Laws do not persuade just because they threaten. --Seneca
I can speak on some authority on this subject since I am presently taking a course on code optimization. What it looks like Mr. Hogdin is trying to do is workaround the issue where people do not compile programs with processor specific optimizations. He seems to be proposing doing so by allowing "paging" per se of registers amongst themselves, although in a bit of an odd fashion.
Personally, I am not too fond of this approach. First of all, operating systems will need to be written to support this paging. Secondly, running a single MMX and/or SSE enabled application (which would use most if not all of the mapped registers), would cause all the other applications on the system to suddently lose any benefit that paging would provide.
The approach I would take (which may or may not be better) would be to change the software. Compilers like gcc 3.2 already know how to generate code with MMX and SSE instructions. Patches are available for Linux 2.4 that add in gcc 3.2's new targets (-march=athlon-xp, etc.) to the Linux kernel configuration system. Libraries for *any* operating system compiled towards a processor or family of processor likely would fair better than generics.
And yes, gcc 3.2 can do register mapping in a similar fashion (to ensure that all registers) on its own. If you read gcc's manual page, you will note that this makes debugging harder though. Gcc even has an *experimental* mode where it will use the x87 and SSE floating point registers simultaneously.

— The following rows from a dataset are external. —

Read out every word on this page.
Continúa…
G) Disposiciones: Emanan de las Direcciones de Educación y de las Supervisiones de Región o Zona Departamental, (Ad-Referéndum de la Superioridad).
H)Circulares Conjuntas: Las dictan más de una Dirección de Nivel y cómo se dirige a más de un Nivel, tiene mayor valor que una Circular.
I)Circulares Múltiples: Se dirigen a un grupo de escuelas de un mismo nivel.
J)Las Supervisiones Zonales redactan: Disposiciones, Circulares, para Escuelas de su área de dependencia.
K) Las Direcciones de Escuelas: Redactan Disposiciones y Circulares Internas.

Mr. Hogdin's approach might be a bit be better for inter-process paging by a task scheduler for low numbers of tasks. But as a beginner in this field, I'm not sure what else it would be good for.
Please pardon the omissions; I am not presently using a gcc 3.2 machine :)

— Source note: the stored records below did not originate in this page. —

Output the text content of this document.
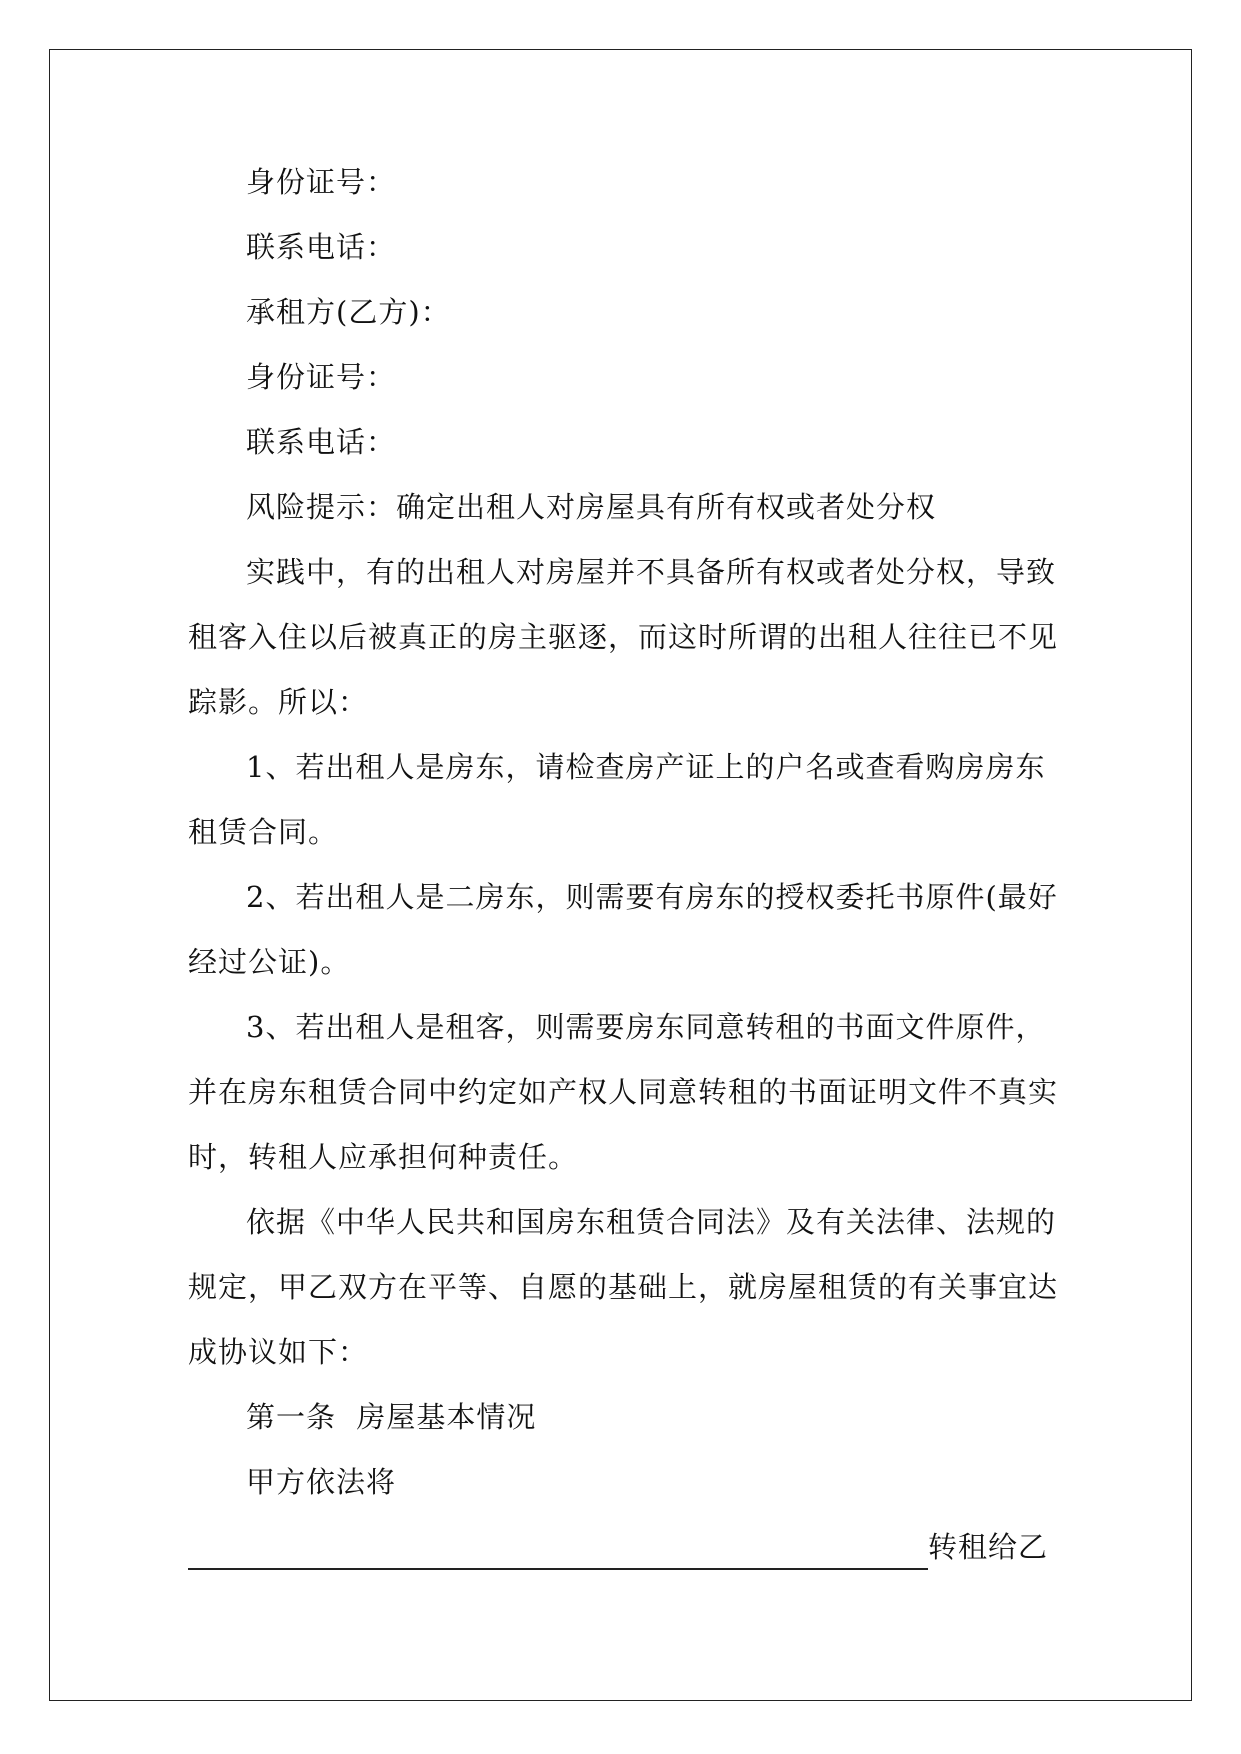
身份证号：

联系电话：

承租方(乙方)：

身份证号：

联系电话：

风险提示：确定出租人对房屋具有所有权或者处分权

实践中，有的出租人对房屋并不具备所有权或者处分权，导致租客入住以后被真正的房主驱逐，而这时所谓的出租人往往已不见踪影。所以：

1、若出租人是房东，请检查房产证上的户名或查看购房房东租赁合同。

2、若出租人是二房东，则需要有房东的授权委托书原件(最好经过公证)。

3、若出租人是租客，则需要房东同意转租的书面文件原件，并在房东租赁合同中约定如产权人同意转租的书面证明文件不真实时，转租人应承担何种责任。

依据《中华人民共和国房东租赁合同法》及有关法律、法规的规定，甲乙双方在平等、自愿的基础上，就房屋租赁的有关事宜达成协议如下：

第一条  房屋基本情况

甲方依法将

转租给乙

What happened to backing up flames and claims with real data? The author of this article would be well advised to implement his ideas using an x86 emulator and at least do some prelimiary testing. Processor-level features such as out-of-order execution and register-renaming may not be handled by an emulator, but it would be an informative investigation nonetheless.
For the tuned assembly loops I have written (multimedia or otherwise), I have gotten the same loop timing from L1 cache as from the registers. Essentially L1 is a big bunch of GP registers already.
What this looks like to me is that a new "MM-enabled" chip would be able to run existing x86 code fine, but run "MM-optimized" code much faster. One of the main problems of x86, tying certain operations to certain registers, can only be worked around with a re-compile into this "MM-optimized" code.
If you're going to redesign the chip... then re-compile the code... why not just DROP X86?!?!?
-ZOD-
For the more technically inclined:
t ye ffective.html
Jim Smith and Guri Sohi have a pretty good overview of how superscalar processors work. You can pull a cached version off of citeseer at:
http://citeseer.nj.nec.com/35243.html
If you want to get a better feel for the complexity (at the transistor-and-wire level), you could try:
http://citeseer.nj.nec.com/palacharla98complexi
This paper is pretty technical, but you don't really need to understand all of the equations to get the gist of it. They're also a few years old now, but still relevant. If you understand how the circuits are organized, and that complex circuits and long wires are expensive (in terms of slowing down the clock cycle), then you can get a decent feel for how complex the proposed register virtualization might be to implement in hardware.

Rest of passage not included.